Selon la confédération de syndicats DİSK, le chômage était en début 2021 à 28,8 %, avec un nombre de chômeurs de 10 million 382 milles. Même L’institut de la statistique turque TÜİK, qui a tendance en principe à “maquiller” les résultats, ne peut étouffer cette situation. En mai-juin derniers, près de 200 milles personnes ont perdu leur travail. Chez les jeunes, le chômage est encore plus grave, 1 jeune sur 4 est au chômage. Toujours selon DİSK, concernant les suicides liés aux difficultés économiques, la Turquie est le premier pays européen. Le nombre de pauvres, 23 millions, a augmenté en un an de 700 milles personnes. (The Independant Turkish 18 juin 2021)
Récemment, un maire de l’AKP s’est permis de dire en commentant un cas de suicide économique, “si le suicide pouvait être lié à l’économie, alors, la moitié des citoyens se suiciderait”. Quelque part il reconnaissait la réalité économique du pays… Pourtant, les suicides existent, ils sont clairement définis par les messages laissés par les victimes mêmes, et relayés par les médias. En 2020 le nombre moyen de suicides en Turquie était de 9 personnes par jour. Par ailleurs, il faudrait noter qu’il existe également 40 fois de plus de suicides non aboutis… (The Independant Turkish 18 juin 2021)

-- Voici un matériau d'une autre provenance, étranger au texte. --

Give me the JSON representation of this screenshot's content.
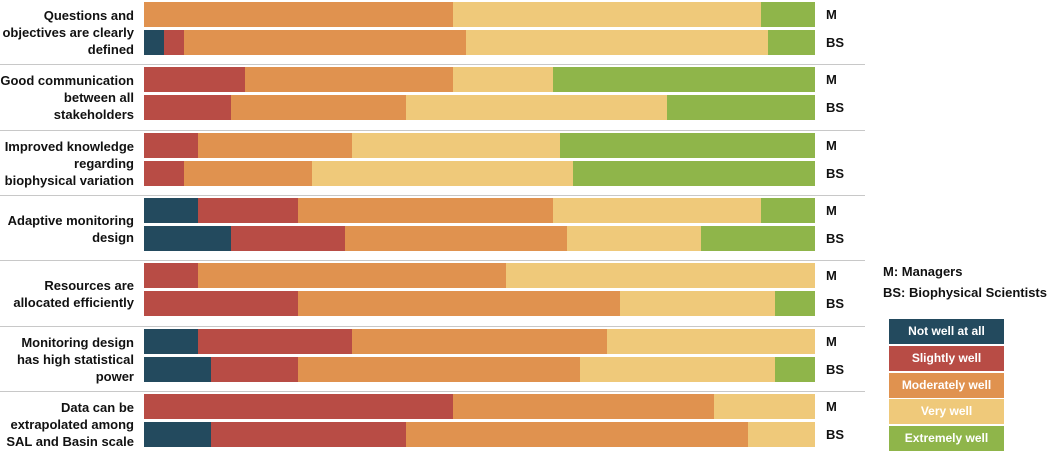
{
  "chart_data": {
    "type": "stacked-bar-horizontal",
    "categories": [
      "Questions and objectives are clearly defined",
      "Good communication between all stakeholders",
      "Improved knowledge regarding biophysical variation",
      "Adaptive monitoring design",
      "Resources are allocated efficiently",
      "Monitoring design has high statistical power",
      "Data can be extrapolated among SAL and Basin scale"
    ],
    "groups": [
      "M",
      "BS"
    ],
    "group_legend": [
      "M: Managers",
      "BS: Biophysical Scientists"
    ],
    "series": [
      {
        "name": "Not well at all",
        "color": "#234a5e",
        "values": [
          [
            0,
            3
          ],
          [
            0,
            0
          ],
          [
            0,
            0
          ],
          [
            8,
            13
          ],
          [
            0,
            0
          ],
          [
            8,
            10
          ],
          [
            0,
            10
          ]
        ]
      },
      {
        "name": "Slightly well",
        "color": "#b84c45",
        "values": [
          [
            0,
            3
          ],
          [
            15,
            13
          ],
          [
            8,
            6
          ],
          [
            15,
            17
          ],
          [
            8,
            23
          ],
          [
            23,
            13
          ],
          [
            46,
            29
          ]
        ]
      },
      {
        "name": "Moderately well",
        "color": "#e0924f",
        "values": [
          [
            46,
            42
          ],
          [
            31,
            26
          ],
          [
            23,
            19
          ],
          [
            38,
            33
          ],
          [
            46,
            48
          ],
          [
            38,
            42
          ],
          [
            39,
            51
          ]
        ]
      },
      {
        "name": "Very well",
        "color": "#efc97a",
        "values": [
          [
            46,
            45
          ],
          [
            15,
            39
          ],
          [
            31,
            39
          ],
          [
            31,
            20
          ],
          [
            46,
            23
          ],
          [
            31,
            29
          ],
          [
            15,
            10
          ]
        ]
      },
      {
        "name": "Extremely well",
        "color": "#8fb54a",
        "values": [
          [
            8,
            7
          ],
          [
            39,
            22
          ],
          [
            38,
            36
          ],
          [
            8,
            17
          ],
          [
            0,
            6
          ],
          [
            0,
            6
          ],
          [
            0,
            0
          ]
        ]
      }
    ]
  }
}
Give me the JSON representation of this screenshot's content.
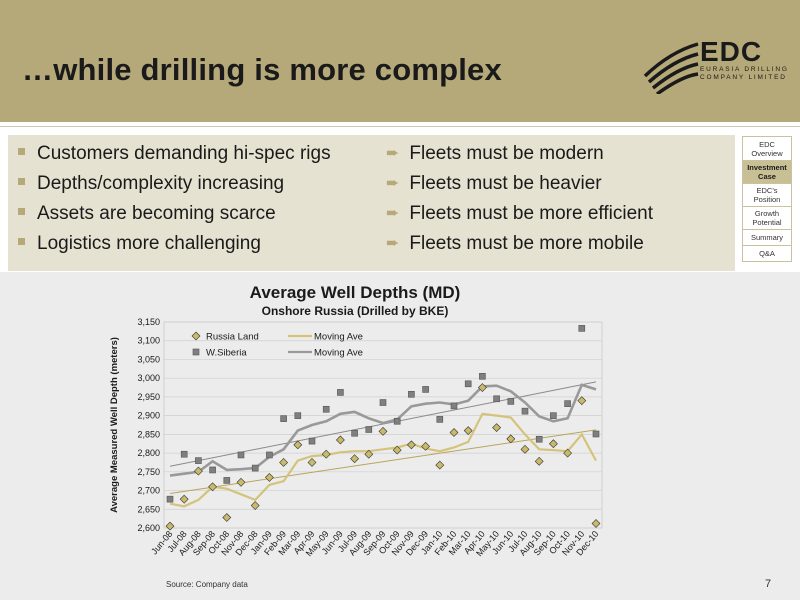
{
  "header": {
    "title": "…while drilling is more complex",
    "logo_text": "EDC",
    "logo_sub1": "EURASIA DRILLING",
    "logo_sub2": "COMPANY LIMITED"
  },
  "bullets_left": [
    "Customers demanding hi-spec rigs",
    "Depths/complexity increasing",
    "Assets are becoming scarce",
    "Logistics more challenging"
  ],
  "bullets_right": [
    "Fleets must be modern",
    "Fleets must be heavier",
    "Fleets must be more efficient",
    "Fleets must be more mobile"
  ],
  "nav": [
    {
      "label": "EDC Overview",
      "active": false
    },
    {
      "label": "Investment Case",
      "active": true
    },
    {
      "label": "EDC's Position",
      "active": false
    },
    {
      "label": "Growth Potential",
      "active": false
    },
    {
      "label": "Summary",
      "active": false
    },
    {
      "label": "Q&A",
      "active": false
    }
  ],
  "colors": {
    "accent": "#b5a97a",
    "russia_land": "#c9b96a",
    "russia_ma": "#d4c37a",
    "wsiberia": "#7f7f7f",
    "wsiberia_ma": "#999999"
  },
  "chart_data": {
    "type": "scatter",
    "title": "Average Well Depths (MD)",
    "subtitle": "Onshore Russia (Drilled by BKE)",
    "ylabel": "Average Measured Well Depth (meters)",
    "xlabel": "",
    "ylim": [
      2600,
      3150
    ],
    "yticks": [
      "2,600",
      "2,650",
      "2,700",
      "2,750",
      "2,800",
      "2,850",
      "2,900",
      "2,950",
      "3,000",
      "3,050",
      "3,100",
      "3,150"
    ],
    "ytick_values": [
      2600,
      2650,
      2700,
      2750,
      2800,
      2850,
      2900,
      2950,
      3000,
      3050,
      3100,
      3150
    ],
    "grid": true,
    "legend_placement": "top-left",
    "categories": [
      "Jun-08",
      "Jul-08",
      "Aug-08",
      "Sep-08",
      "Oct-08",
      "Nov-08",
      "Dec-08",
      "Jan-09",
      "Feb-09",
      "Mar-09",
      "Apr-09",
      "May-09",
      "Jun-09",
      "Jul-09",
      "Aug-09",
      "Sep-09",
      "Oct-09",
      "Nov-09",
      "Dec-09",
      "Jan-10",
      "Feb-10",
      "Mar-10",
      "Apr-10",
      "May-10",
      "Jun-10",
      "Jul-10",
      "Aug-10",
      "Sep-10",
      "Oct-10",
      "Nov-10",
      "Dec-10"
    ],
    "series": [
      {
        "name": "Russia Land",
        "kind": "scatter-diamond",
        "values": [
          2605,
          2677,
          2752,
          2710,
          2628,
          2722,
          2660,
          2735,
          2775,
          2822,
          2775,
          2797,
          2835,
          2785,
          2797,
          2858,
          2808,
          2822,
          2818,
          2768,
          2855,
          2860,
          2975,
          2868,
          2838,
          2810,
          2778,
          2825,
          2800,
          2940,
          2612
        ]
      },
      {
        "name": "Moving Ave",
        "kind": "line-russia",
        "values": [
          2665,
          2658,
          2675,
          2710,
          2705,
          2690,
          2675,
          2715,
          2725,
          2780,
          2792,
          2795,
          2802,
          2805,
          2805,
          2810,
          2815,
          2825,
          2812,
          2805,
          2815,
          2830,
          2905,
          2900,
          2895,
          2850,
          2810,
          2808,
          2805,
          2850,
          2780
        ]
      },
      {
        "name": "W.Siberia",
        "kind": "scatter-square",
        "values": [
          2677,
          2797,
          2780,
          2755,
          2727,
          2795,
          2760,
          2795,
          2892,
          2900,
          2832,
          2917,
          2962,
          2853,
          2863,
          2935,
          2885,
          2957,
          2970,
          2890,
          2926,
          2985,
          3005,
          2945,
          2938,
          2912,
          2837,
          2900,
          2932,
          3133,
          2851
        ]
      },
      {
        "name": "Moving Ave",
        "kind": "line-wsib",
        "values": [
          2740,
          2745,
          2750,
          2778,
          2755,
          2757,
          2760,
          2790,
          2810,
          2860,
          2875,
          2885,
          2905,
          2910,
          2893,
          2880,
          2890,
          2925,
          2932,
          2935,
          2930,
          2940,
          2978,
          2980,
          2965,
          2935,
          2898,
          2885,
          2893,
          2982,
          2970
        ]
      }
    ],
    "trendlines": [
      {
        "series": "Russia Land",
        "start": 2692,
        "end": 2862
      },
      {
        "series": "W.Siberia",
        "start": 2765,
        "end": 2990
      }
    ]
  },
  "source": "Source: Company data",
  "page_number": "7"
}
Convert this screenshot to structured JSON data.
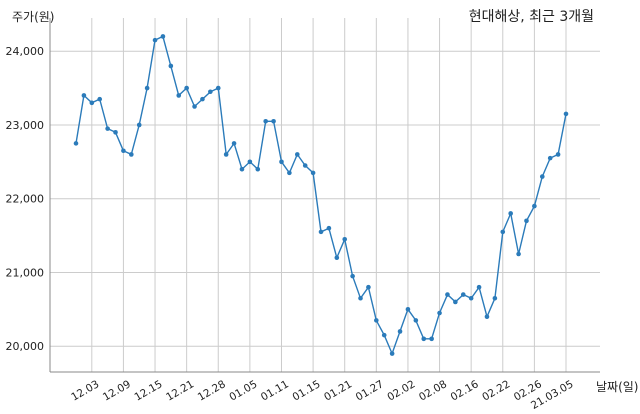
{
  "chart_data": {
    "type": "line",
    "title": "현대해상, 최근 3개월",
    "xlabel": "날짜(일)",
    "ylabel": "주가(원)",
    "ylim": [
      19650,
      24450
    ],
    "yticks": [
      20000,
      21000,
      22000,
      23000,
      24000
    ],
    "ytick_labels": [
      "20,000",
      "21,000",
      "22,000",
      "23,000",
      "24,000"
    ],
    "xtick_labels": [
      "12.03",
      "12.09",
      "12.15",
      "12.21",
      "12.28",
      "01.05",
      "01.11",
      "01.15",
      "01.21",
      "01.27",
      "02.02",
      "02.08",
      "02.16",
      "02.22",
      "02.26",
      "21.03.05"
    ],
    "xtick_index": [
      2,
      6,
      10,
      14,
      18,
      22,
      26,
      30,
      34,
      38,
      42,
      46,
      50,
      54,
      58,
      62
    ],
    "grid": true,
    "series": [
      {
        "values": [
          22750,
          23400,
          23300,
          23350,
          22950,
          22900,
          22650,
          22600,
          23000,
          23500,
          24150,
          24200,
          23800,
          23400,
          23500,
          23250,
          23350,
          23450,
          23500,
          22600,
          22750,
          22400,
          22500,
          22400,
          23050,
          23050,
          22500,
          22350,
          22600,
          22450,
          22350,
          21550,
          21600,
          21200,
          21450,
          20950,
          20650,
          20800,
          20350,
          20150,
          19900,
          20200,
          20500,
          20350,
          20100,
          20100,
          20450,
          20700,
          20600,
          20700,
          20650,
          20800,
          20400,
          20650,
          21550,
          21800,
          21250,
          21700,
          21900,
          22300,
          22550,
          22600,
          23150
        ]
      }
    ],
    "colors": {
      "line": "#2b7bba",
      "grid": "#cccccc",
      "axis": "#888888"
    }
  }
}
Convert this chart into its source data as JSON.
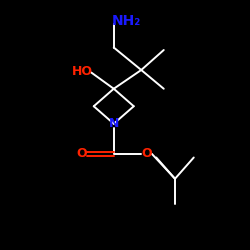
{
  "bg_color": "#000000",
  "line_color": "#ffffff",
  "N_color": "#1a1aff",
  "O_color": "#ff2200",
  "font_size_N": 9,
  "font_size_O": 9,
  "font_size_NH2": 10,
  "font_size_HO": 9,
  "line_width": 1.4,
  "xlim": [
    0,
    10
  ],
  "ylim": [
    0,
    10
  ],
  "figsize": [
    2.5,
    2.5
  ],
  "dpi": 100
}
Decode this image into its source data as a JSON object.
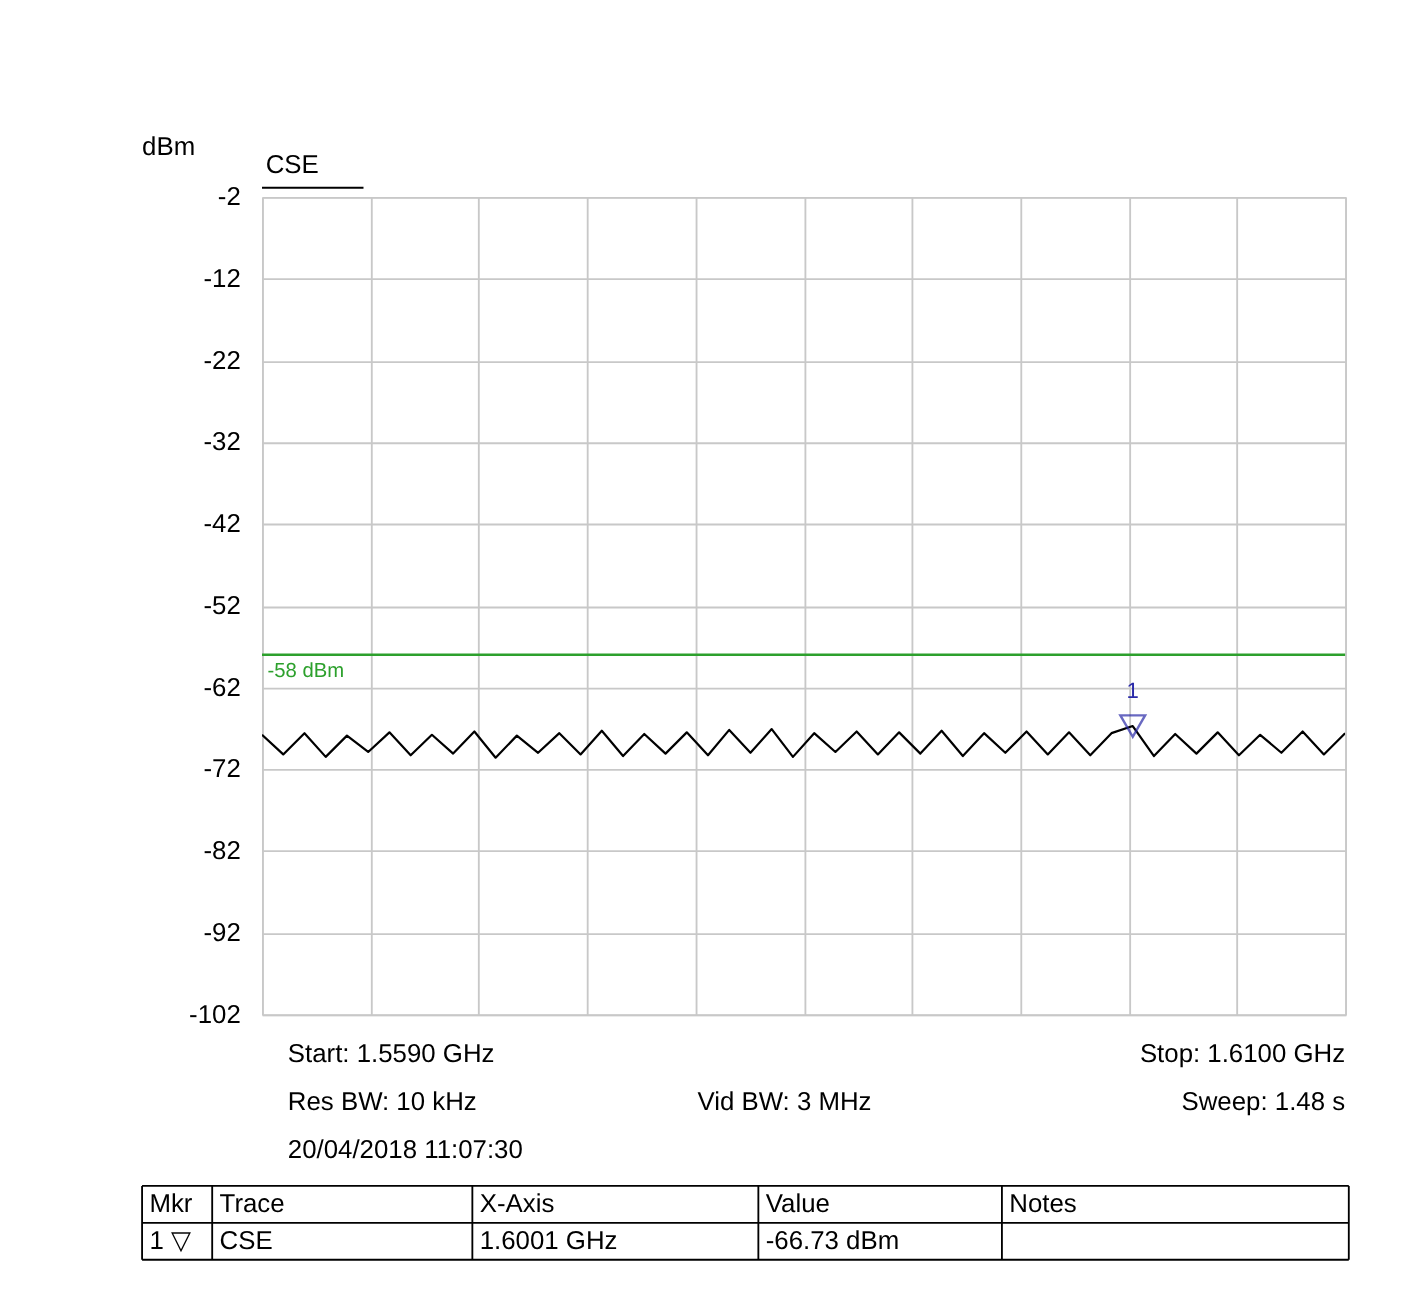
{
  "chart_data": {
    "type": "line",
    "title": "CSE",
    "ylabel": "dBm",
    "categories": [
      null,
      null,
      null,
      null,
      null,
      null,
      null,
      null,
      null,
      null,
      null,
      null,
      null,
      null,
      null,
      null,
      null,
      null,
      null,
      null,
      null,
      null,
      null,
      null,
      null,
      null,
      null,
      null,
      null,
      null,
      null,
      null,
      null,
      null,
      null,
      null,
      null,
      null,
      null,
      null,
      null,
      null,
      null,
      null,
      null,
      null,
      null,
      null,
      null,
      null,
      null,
      null
    ],
    "ylim": [
      -102,
      -2
    ],
    "yticks": [
      -102,
      -92,
      -82,
      -72,
      -62,
      -52,
      -42,
      -32,
      -22,
      -12,
      -2
    ],
    "grid": true,
    "tick_labels": "y",
    "series": [
      {
        "type": "line",
        "color": "#000000",
        "values": [
          -67.8,
          -70.2,
          -67.6,
          -70.5,
          -67.9,
          -69.9,
          -67.5,
          -70.3,
          -67.8,
          -70.1,
          -67.4,
          -70.6,
          -67.9,
          -70.0,
          -67.6,
          -70.2,
          -67.3,
          -70.4,
          -67.7,
          -70.1,
          -67.5,
          -70.3,
          -67.2,
          -70.0,
          -67.1,
          -70.5,
          -67.6,
          -69.9,
          -67.4,
          -70.2,
          -67.5,
          -70.1,
          -67.3,
          -70.4,
          -67.6,
          -70.0,
          -67.4,
          -70.2,
          -67.5,
          -70.3,
          -67.6,
          -66.73,
          -70.4,
          -67.7,
          -70.1,
          -67.5,
          -70.3,
          -67.8,
          -70.0,
          -67.4,
          -70.2,
          -67.6
        ]
      },
      {
        "type": "scatter",
        "color": "#2a2aa8",
        "marker": "triangle",
        "values": [
          null,
          null,
          null,
          null,
          null,
          null,
          null,
          null,
          null,
          null,
          null,
          null,
          null,
          null,
          null,
          null,
          null,
          null,
          null,
          null,
          null,
          null,
          null,
          null,
          null,
          null,
          null,
          null,
          null,
          null,
          null,
          null,
          null,
          null,
          null,
          null,
          null,
          null,
          null,
          null,
          null,
          -66.73,
          null,
          null,
          null,
          null,
          null,
          null,
          null,
          null,
          null,
          null
        ]
      }
    ],
    "ref_lines": [
      {
        "axis": "y",
        "value": -58,
        "label": "-58 dBm",
        "color": "#2ca02c"
      }
    ],
    "annotations": [
      "1",
      "Start: 1.5590 GHz",
      "Stop: 1.6100 GHz",
      "Res BW: 10 kHz",
      "Vid BW: 3 MHz",
      "Sweep: 1.48 s",
      "20/04/2018 11:07:30",
      "Mkr",
      "Trace",
      "X-Axis",
      "Value",
      "Notes",
      "1 ▽",
      "CSE",
      "1.6001 GHz",
      "-66.73 dBm"
    ]
  }
}
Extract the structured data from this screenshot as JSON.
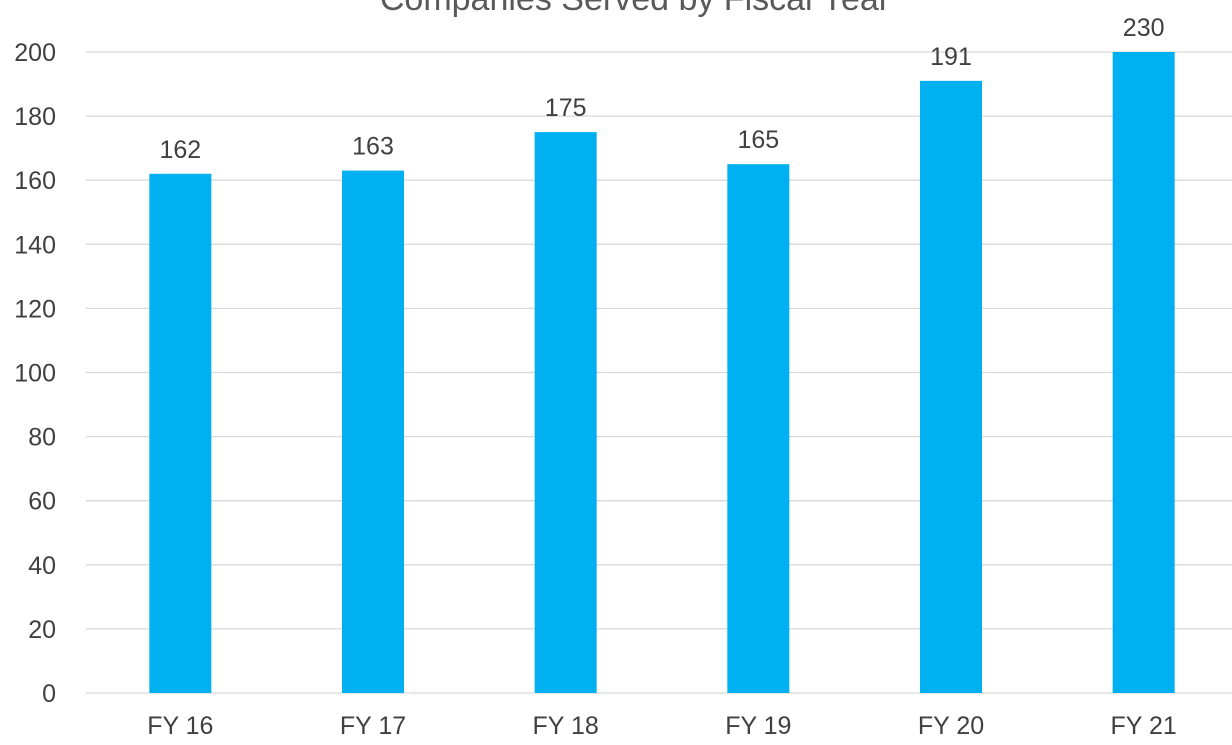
{
  "chart_data": {
    "type": "bar",
    "title": "Companies Served by Fiscal Year",
    "categories": [
      "FY 16",
      "FY 17",
      "FY 18",
      "FY 19",
      "FY 20",
      "FY 21"
    ],
    "values": [
      162,
      163,
      175,
      165,
      191,
      230
    ],
    "data_labels": [
      "162",
      "163",
      "175",
      "165",
      "191",
      "230"
    ],
    "ylim": [
      0,
      200
    ],
    "yticks": [
      0,
      20,
      40,
      60,
      80,
      100,
      120,
      140,
      160,
      180,
      200
    ],
    "xlabel": "",
    "ylabel": "",
    "grid": true,
    "legend": "none",
    "colors": {
      "bar": "#00B0F0",
      "grid": "#D9D9D9",
      "text": "#404040",
      "title": "#595959"
    }
  }
}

Voilà pourquoi, ce Palais d’été d’Erdoğan facturé au contribuable éveille autant d’indignation et pourquoi les propos inacceptables des politiques et personnalités de l’AKP, les manchettes des médias de propagande du régime viennent illustrer cette indignation ressentie…
En effet, des Unes récentes de médias “alliés” deviennent indécentes, et sur les réseaux sociaux, comme celles, entre autres, de Takvim, qui publiait sous la manchette “N’allez pas faire des courses sans lire cet article” de bons conseils comme “ne faites pas vos courses à jeun, n’y amenez pas vos enfants“ou le reportage de A Haber, “Rester à jeun pendant longtemps rallonge la durée de vie”… On peut aussi citer le documentaire “Comment se nourrir des poubelles” produit par la TRT, la chaîne d’Etat. La défense d’une vie alternative, la lutte contre le gaspillage alimentaire et la pollution générées par les déchets et les transports n’étant pas vraiment le rayon du régime turc, qui n’est pas non plus le premier défenseur du freeganisme, il n’est pas difficile d’imaginer de quelle façon ce documentaire fut perçu par le public…
On se souvient aussi des conseils bienveillants que la Première dame Emine Erdoğan donnait pour lutter contre la pauvreté. Le souvenir est frais, car ces propos ne datent que du 30 juin dernier…
“Venez, prenons des mesures simples : préparons une liste d’achats avant d’aller faire des courses, réduisons nos portions.”
Donc, pour visiter le nouveau palais d’été d’Erdoğan, prière de laisser vos chaussures devant la porte.